Com sua ampla experiência na fabricação de máquinas farmacêuticas, a Tianhong conquistou a confiança de empresas farmacêuticas, fabricantes de nutracêuticos e organizações de fabricação terceirizada em todo o mundo. Ao combinar tecnologia de automação avançada, engenharia de precisão e gerenciamento rigoroso de qualidade, a empresa fornece equipamentos confiáveis ​​de enchimento de cápsulas e soluções completas de produção farmacêutica que atendem aos padrões internacionais de GMP e apoiam uma produção eficiente e de alta qualidade.

Desde máquinas de enchimento de cápsulas em escala laboratorial até linhas de produção totalmente automáticas de alta velocidade, a Tianhong fornece design de equipamentos personalizados, consultoria de engenharia, instalação e comissionamento, treinamento técnico e suporte pós-venda abrangente. Através da inovação contínua e de serviços centrados no cliente, a empresa ajuda os fabricantes a melhorar a produtividade, reduzir os custos operacionais, garantir a qualidade consistente dos produtos e alcançar um crescimento empresarial sustentável a longo prazo.

Perguntas frequentes

P: Qual é a diferença entre uma máquina de enchimento de cápsulas manual e uma máquina de enchimento de cápsulas semiautomática?

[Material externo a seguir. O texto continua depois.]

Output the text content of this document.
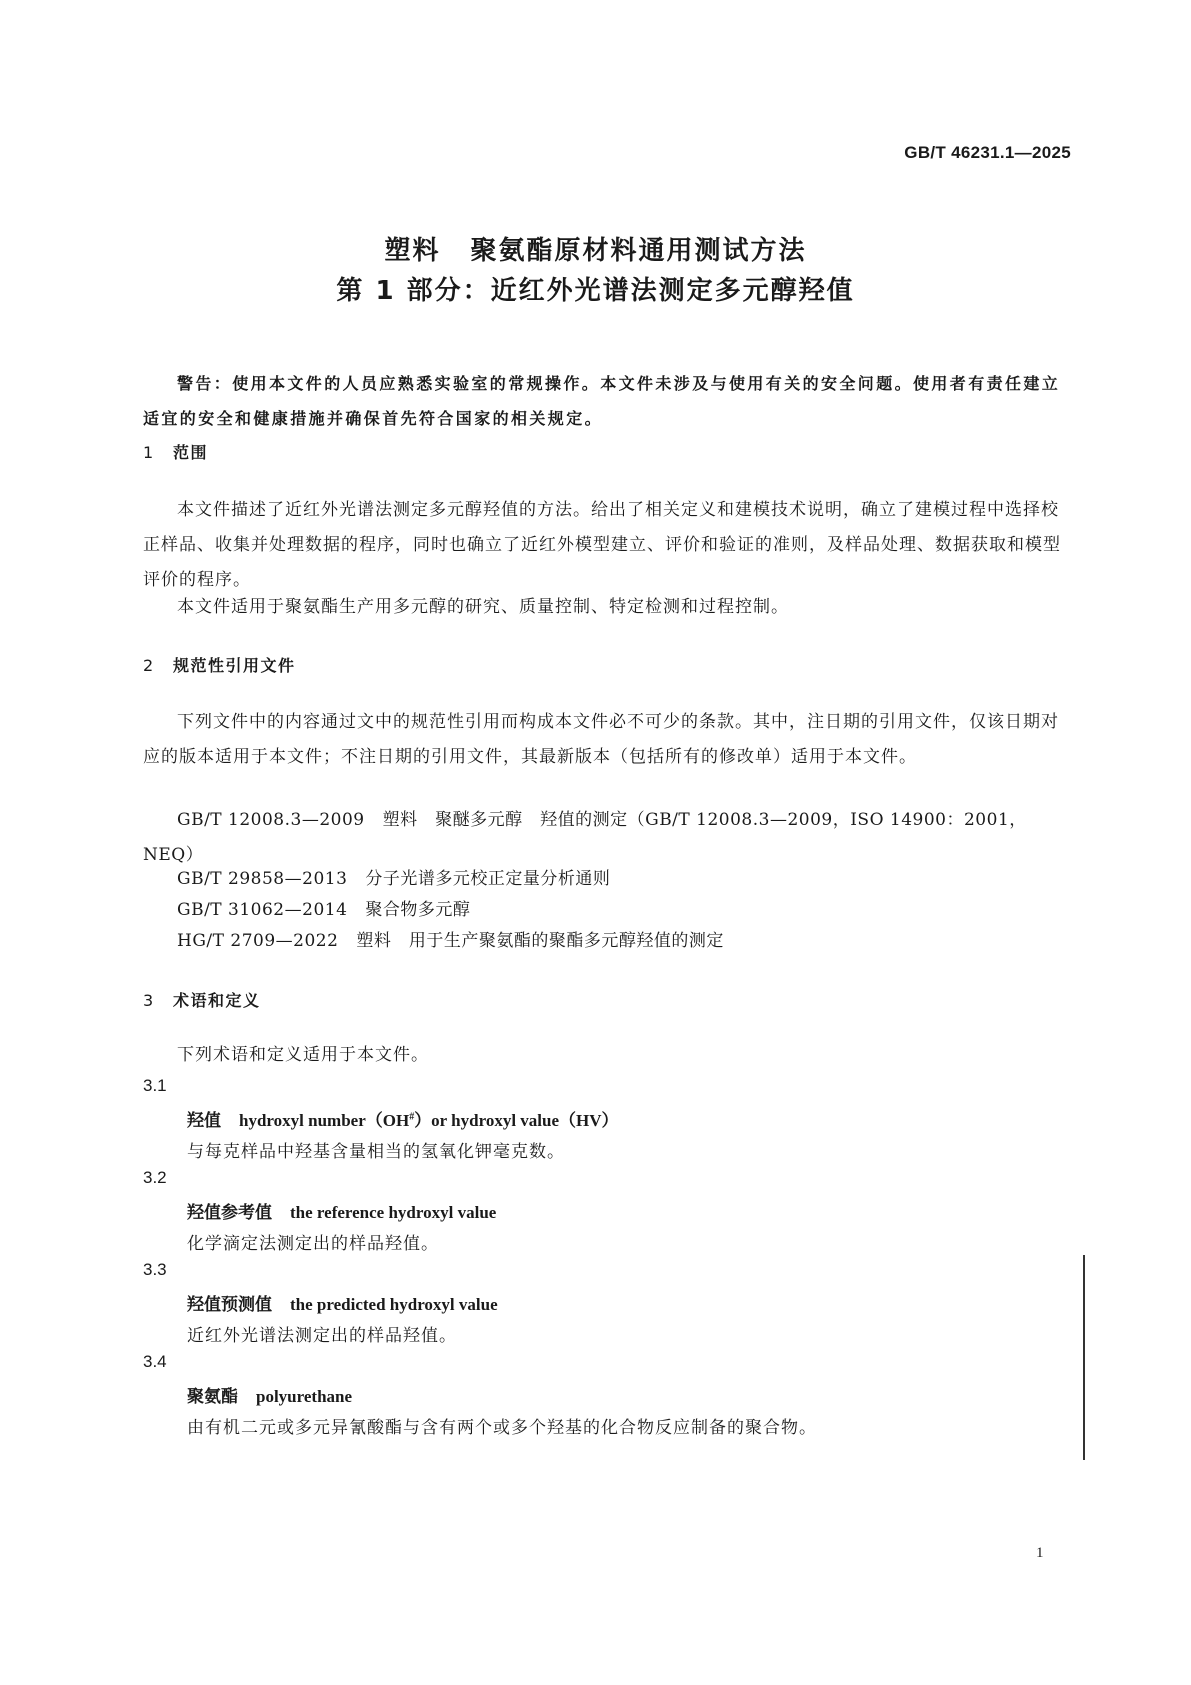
GB/T 46231.1—2025
塑料 聚氨酯原材料通用测试方法
第 1 部分：近红外光谱法测定多元醇羟值
警告：使用本文件的人员应熟悉实验室的常规操作。本文件未涉及与使用有关的安全问题。使用者有责任建立适宜的安全和健康措施并确保首先符合国家的相关规定。
1 范围
本文件描述了近红外光谱法测定多元醇羟值的方法。给出了相关定义和建模技术说明，确立了建模过程中选择校正样品、收集并处理数据的程序，同时也确立了近红外模型建立、评价和验证的准则，及样品处理、数据获取和模型评价的程序。
本文件适用于聚氨酯生产用多元醇的研究、质量控制、特定检测和过程控制。
2 规范性引用文件
下列文件中的内容通过文中的规范性引用而构成本文件必不可少的条款。其中，注日期的引用文件，仅该日期对应的版本适用于本文件；不注日期的引用文件，其最新版本（包括所有的修改单）适用于本文件。
GB/T 12008.3—2009 塑料　聚醚多元醇　羟值的测定（GB/T 12008.3—2009，ISO 14900：2001，NEQ）
GB/T 29858—2013 分子光谱多元校正定量分析通则
GB/T 31062—2014 聚合物多元醇
HG/T 2709—2022 塑料　用于生产聚氨酯的聚酯多元醇羟值的测定
3 术语和定义
下列术语和定义适用于本文件。
3.1
羟值 hydroxyl number（OH#）or hydroxyl value（HV）
与每克样品中羟基含量相当的氢氧化钾毫克数。
3.2
羟值参考值 the reference hydroxyl value
化学滴定法测定出的样品羟值。
3.3
羟值预测值 the predicted hydroxyl value
近红外光谱法测定出的样品羟值。
3.4
聚氨酯 polyurethane
由有机二元或多元异氰酸酯与含有两个或多个羟基的化合物反应制备的聚合物。
1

R: As máquinas manuais exigem que o operador use um painel de operação manual para realizar todas as etapas, incluindo separação, enchimento e travamento. As máquinas semiautomáticas automatizam o processo de enchimento e separação, mas ainda exigem que os operadores transfiram manualmente os anéis de cápsula entre as estações de enchimento e de bloqueio.

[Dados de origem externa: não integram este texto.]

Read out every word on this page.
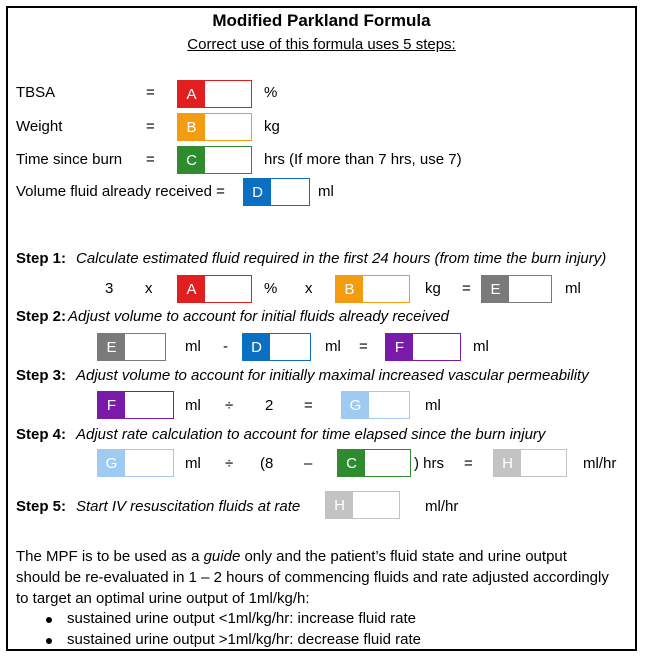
Modified Parkland Formula
Correct use of this formula uses 5 steps:
TBSA	=	A	%
Weight	=	B	kg
Time since burn =	C	hrs (If more than 7 hrs, use 7)
Volume fluid already received =	D	ml
Step 1: Calculate estimated fluid required in the first 24 hours (from time the burn injury)
3 x	A	% x	B	kg =	E	ml
Step 2: Adjust volume to account for initial fluids already received
E	ml -	D	ml =	F	ml
Step 3: Adjust volume to account for initially maximal increased vascular permeability
F	ml ÷ 2 =	G	ml
Step 4: Adjust rate calculation to account for time elapsed since the burn injury
G	ml ÷ (8 –	C	) hrs =	H	ml/hr
Step 5: Start IV resuscitation fluids at rate	H	ml/hr
The MPF is to be used as a guide only and the patient’s fluid state and urine output
should be re-evaluated in 1 – 2 hours of commencing fluids and rate adjusted accordingly
to target an optimal urine output of 1ml/kg/h:
sustained urine output <1ml/kg/hr: increase fluid rate
sustained urine output >1ml/kg/hr: decrease fluid rate
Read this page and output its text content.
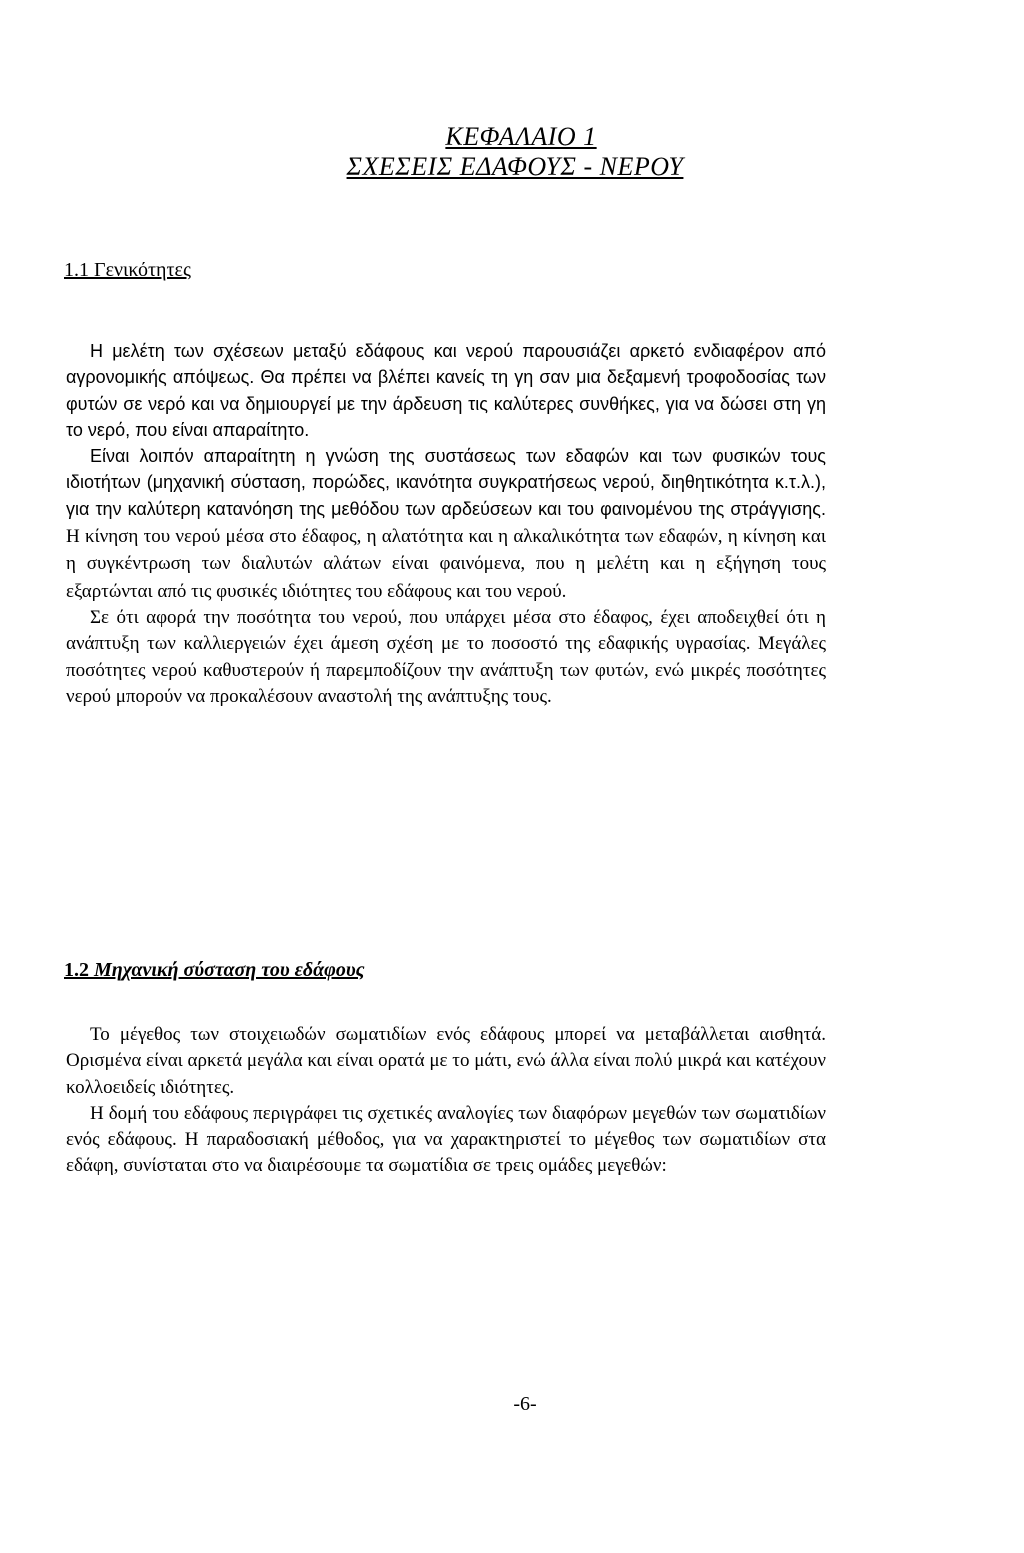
ΚΕΦΑΛΑΙΟ 1
ΣΧΕΣΕΙΣ ΕΔΑΦΟΥΣ - ΝΕΡΟΥ
1.1 Γενικότητες
Η μελέτη των σχέσεων μεταξύ εδάφους και νερού παρουσιάζει αρκετό ενδιαφέρον από αγρονομικής απόψεως. Θα πρέπει να βλέπει κανείς τη γη σαν μια δεξαμενή τροφοδοσίας των φυτών σε νερό και να δημιουργεί με την άρδευση τις καλύτερες συνθήκες, για να δώσει στη γη το νερό, που είναι απαραίτητο.
Είναι λοιπόν απαραίτητη η γνώση της συστάσεως των εδαφών και των φυσικών τους ιδιοτήτων (μηχανική σύσταση, πορώδες, ικανότητα συγκρατήσεως νερού, διηθητικότητα κ.τ.λ.), για την καλύτερη κατανόηση της μεθόδου των αρδεύσεων και του φαινομένου της στράγγισης. Η κίνηση του νερού μέσα στο έδαφος, η αλατότητα και η αλκαλικότητα των εδαφών, η κίνηση και η συγκέντρωση των διαλυτών αλάτων είναι φαινόμενα, που η μελέτη και η εξήγηση τους εξαρτώνται από τις φυσικές ιδιότητες του εδάφους και του νερού.
Σε ότι αφορά την ποσότητα του νερού, που υπάρχει μέσα στο έδαφος, έχει αποδειχθεί ότι η ανάπτυξη των καλλιεργειών έχει άμεση σχέση με το ποσοστό της εδαφικής υγρασίας. Μεγάλες ποσότητες νερού καθυστερούν ή παρεμποδίζουν την ανάπτυξη των φυτών, ενώ μικρές ποσότητες νερού μπορούν να προκαλέσουν αναστολή της ανάπτυξης τους.
1.2 Μηχανική σύσταση του εδάφους
Το μέγεθος των στοιχειωδών σωματιδίων ενός εδάφους μπορεί να μεταβάλλεται αισθητά. Ορισμένα είναι αρκετά μεγάλα και είναι ορατά με το μάτι, ενώ άλλα είναι πολύ μικρά και κατέχουν κολλοειδείς ιδιότητες.
Η δομή του εδάφους περιγράφει τις σχετικές αναλογίες των διαφόρων μεγεθών των σωματιδίων ενός εδάφους. Η παραδοσιακή μέθοδος, για να χαρακτηριστεί το μέγεθος των σωματιδίων στα εδάφη, συνίσταται στο να διαιρέσουμε τα σωματίδια σε τρεις ομάδες μεγεθών:
-6-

P: Como escolher o número apropriado de furos para uma máquina manual de enchimento de cápsulas?

R: Escolha de acordo com o tamanho do lote e capacidade de mão de obra. Embalagem de 100 furos adequada para pesquisa e desenvolvimento ou lotes muito pequenos. Para farmácias de manipulação ou corridas piloto, placas de 400 a 800 poços oferecem maior eficiência, mas exigem mais esforço físico para operação contínua.

P: A mesma máquina pode encher cápsulas de gelatina e HPMC (vegetarianas) ao mesmo tempo?

R: Sim, mas muitas vezes são necessários ajustes. As cápsulas de HPMC têm carga eletrostática mais alta e resistência à umidade diferente da gelatina. Máquinas automatizadas podem exigir ferramentas específicas ou controles ambientais para manusear cápsulas de HPMC sem causar problemas de separação ou travamento.

P: Qual é o tempo típico de troca de ferramenta para uma máquina automática de enchimento de cápsulas?

R: O tempo de troca varia de acordo com o projeto da máquina, mas normalmente é de 45 minutos a 2 horas para máquinas totalmente automáticas. Máquinas projetadas com componentes de liberação rápida e requisitos mínimos de ferramentas permitem trocas mais rápidas.

P: Como o fluxo de pó afeta a precisão do enchimento da cápsula e a seleção da máquina?

R: Pós com propriedades de fluxo ruins resultarão em pesos de enchimento inconsistentes. Pós com boas propriedades de fluxo funcionam bem com sistemas de pinos de compactação padrão. Pós viscosos ou pegajosos geralmente requerem um sistema de dosagem ou um misturador especializado para garantir uma dosagem precisa e consistente.

P: Quais são os requisitos padrão de manutenção de rotina para equipamentos de embalagem comercial?

R: A manutenção de rotina inclui a limpeza completa de todas as peças de contato, verificação dos filtros de vácuo, inspeção das conexões pneumáticas, lubrificação das peças móveis conforme especificado e verificação do alinhamento das estações de medição e travamento.

P: Qual é a diferença entre uma máquina de enchimento de cápsulas com agulha e uma máquina de enchimento de cápsulas dosadoras?

R: Uma máquina de compactação de pinos usa uma série de pinos para compactar o pó em uma massa dentro de uma bandeja doseadora, que é então transferida para a cápsula. As máquinas dosadoras utilizam um tubo oco inserido em um leito de pó para capturar um volume específico, tornando-as mais adequadas para microdosagem e pós viscosos.